Setup

May 22, 2026 · View on GitHub

Install probity as a dev dependency, then wire it into your agent's hook system. Each vendor's section below shows the config to add.

npm install -D @nizos/probity

For non-Node projects (C++, PHP, Python, etc.), install globally with npm install -g @nizos/probity instead.

Claude Code

Recommended: install via plugin

Two commands wire probity into Claude Code's hook system, no manual config edit:

/plugin marketplace add nizos/probity
/plugin install probity@probity

The plugin ships the PreToolUse hook with the matcher Bash|Write|Edit, which covers commands and file modifications.

Manual install

If you'd rather wire the hook yourself, add a PreToolUse entry to .claude/settings.json (project) or ~/.claude/settings.json (user-global):

{
  "hooks": {
    "PreToolUse": [
      {
        "matcher": "Bash|Write|Edit",
        "hooks": [
          {
            "type": "command",
            "command": "npx @nizos/probity --agent claude-code"
          }
        ]
      }
    ]
  }
}

The matcher controls which tools fire the hook. Bash|Write|Edit covers commands and file modifications.

Further reading: Claude Code's hooks documentation.

OpenAI Codex

Codex hooks are gated behind a feature flag. Enable it in ~/.codex/config.toml:

[features]
codex_hooks = true

Then add a PreToolUse hook in ~/.codex/hooks.json:

{
  "hooks": {
    "PreToolUse": [
      {
        "matcher": "^(Bash|apply_patch|Edit|Write)$",
        "hooks": [
          {
            "type": "command",
            "command": "npx @nizos/probity --agent codex"
          }
        ]
      }
    ]
  }
}

Codex's matcher is a regex. ^(Bash|apply_patch|Edit|Write)$ covers shell commands and file modifications (Codex sends file writes as apply_patch; Edit/Write are matcher synonyms documented by Codex).

Further reading: Codex's hooks documentation.

GitHub Copilot CLI

GitHub Copilot CLI reads hooks from .github/hooks/probity.json in your project root.

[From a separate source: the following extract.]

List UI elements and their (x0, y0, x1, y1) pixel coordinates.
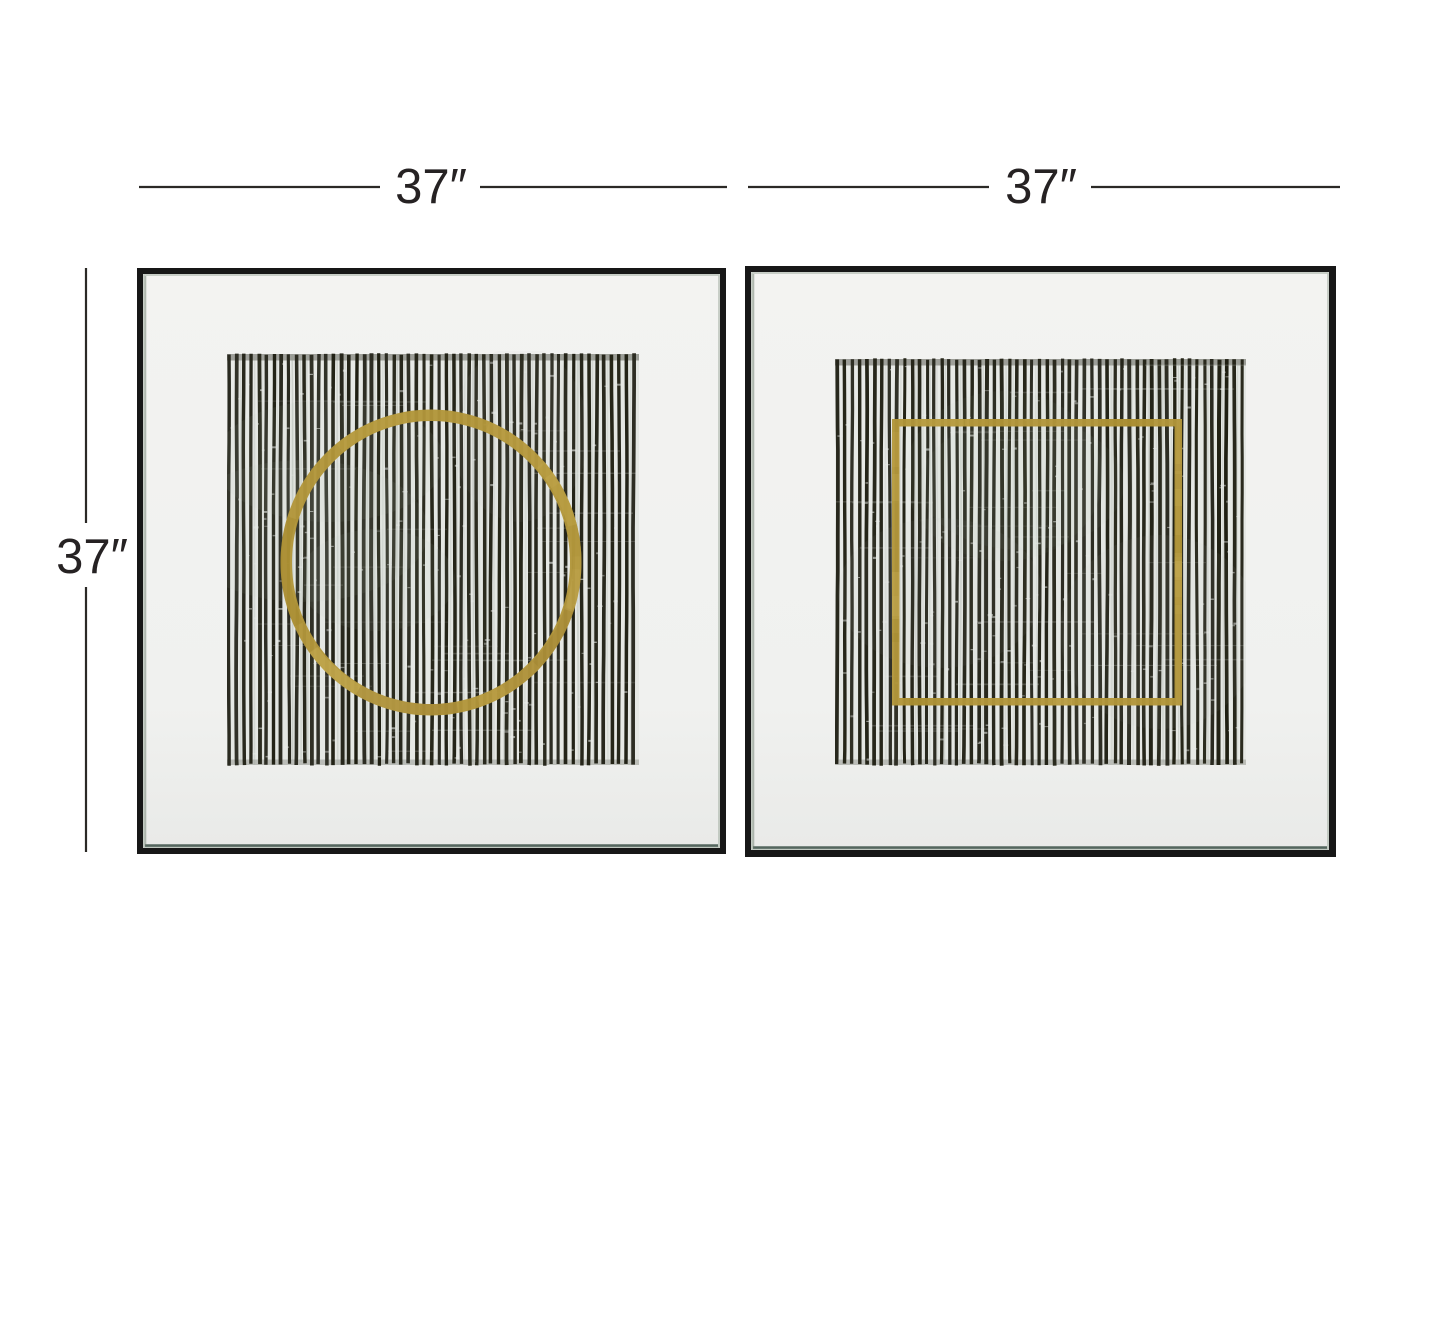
svg-text:37″: 37″ (395, 160, 467, 214)
svg-text:37″: 37″ (56, 530, 128, 584)
svg-text:37″: 37″ (1005, 160, 1077, 214)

The cloud agent also reads it from your repo's default branch.

{
  "version": 1,
  "hooks": {
    "preToolUse": [
      {
        "type": "command",
        "bash": "npx @nizos/probity --agent github-copilot",
        "powershell": "npx @nizos/probity --agent github-copilot"
      }
    ]
  }
}

Note the use of bash and powershell in this example, select the shell option available for your environment.

Every tool call fires the hook; probity's rules pass through non-write actions. Probity accepts Copilot's bash, create, and edit tool payloads.

Further reading: GitHub Copilot's hooks reference.

CLI

The probity bin is what each vendor's hook command invokes. You can also run it directly — for testing rule changes, scripting CI checks, or pointing at a config that lives outside the repo.

npx @nizos/probity --agent <vendor> < hook-payload.json

The bin reads a hook payload from stdin (capped at 10 MiB) and writes the vendor's response JSON to stdout.

Options

--agent <vendor> — Required. One of claude-code, codex, or github-copilot.
--config <path> — Override the auto-discovered config file. See Configuration.
--debug <path> — Log each invocation's payload and response to <path> as JSONL for debugging.
--version — Print the package version.
--help — Print usage and exit.

Tip: tail the latest --debug entry live with watch -n 1 -c 'tail -n 1 <path> | jq -C'.